There is one fly in the ointment tho' - I have two UPS that I wish to monitor but the way init.d/upslog is set up it'll only let me monitor one.

I'm not sure what the best solution is here; The more elegant way might be rejigging the init.d to launch multiple processes based on entries in the conf.d/upslog.

The quick and dirty way tho' is to copy it to upslog2 and tweak that to use a different PID and conf file  :Smile: 

For now I'm playing with the format string as despite both UPS being made by APC they seem to spit out very different sets of data!

----------

## Anon-E-moose

You can start the upslog program yourself, you don't need to use /etc/init.d/upslog.

That way you can monitor different ups

----------

## boozo

What ? a fly problem too ?   :Laughing: 

For sure, an oneliner or a simple loop in script can do the job (i.e. create slaved users and parse a config file with all the $MONITOR ...)

I don't have a better way at the moment but anyway have a look here (see from 6.4 paragraph to 6.5 -> Typical setups for big servers with UPS redundancy) for working with more than 1 ups.

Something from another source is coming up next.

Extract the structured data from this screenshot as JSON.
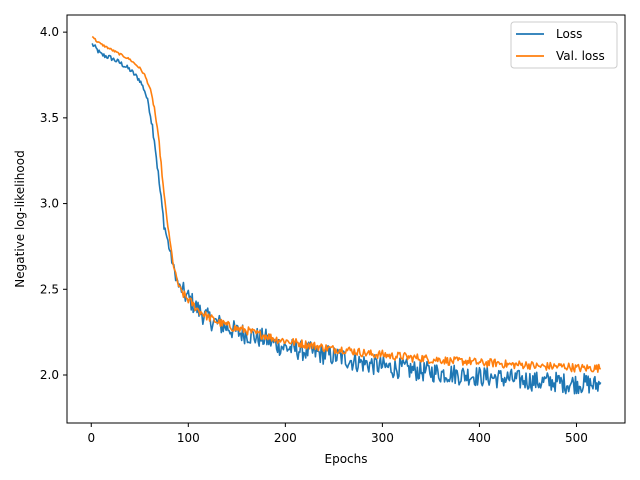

I'll have do some search about "upslog-ing" this use case. I'll post here if I find something interesting   :Wink: 

----------

## Cyker

@Boozo - Yeah, the upsmon is quite flexible for multiple and layered UPS setups; By comparison upslog fees like it was added as an afterthought as the documentation for it is very thin on the ground.

@Moosey - That's what I'm doing at the moment!!  :Laughing: 

----------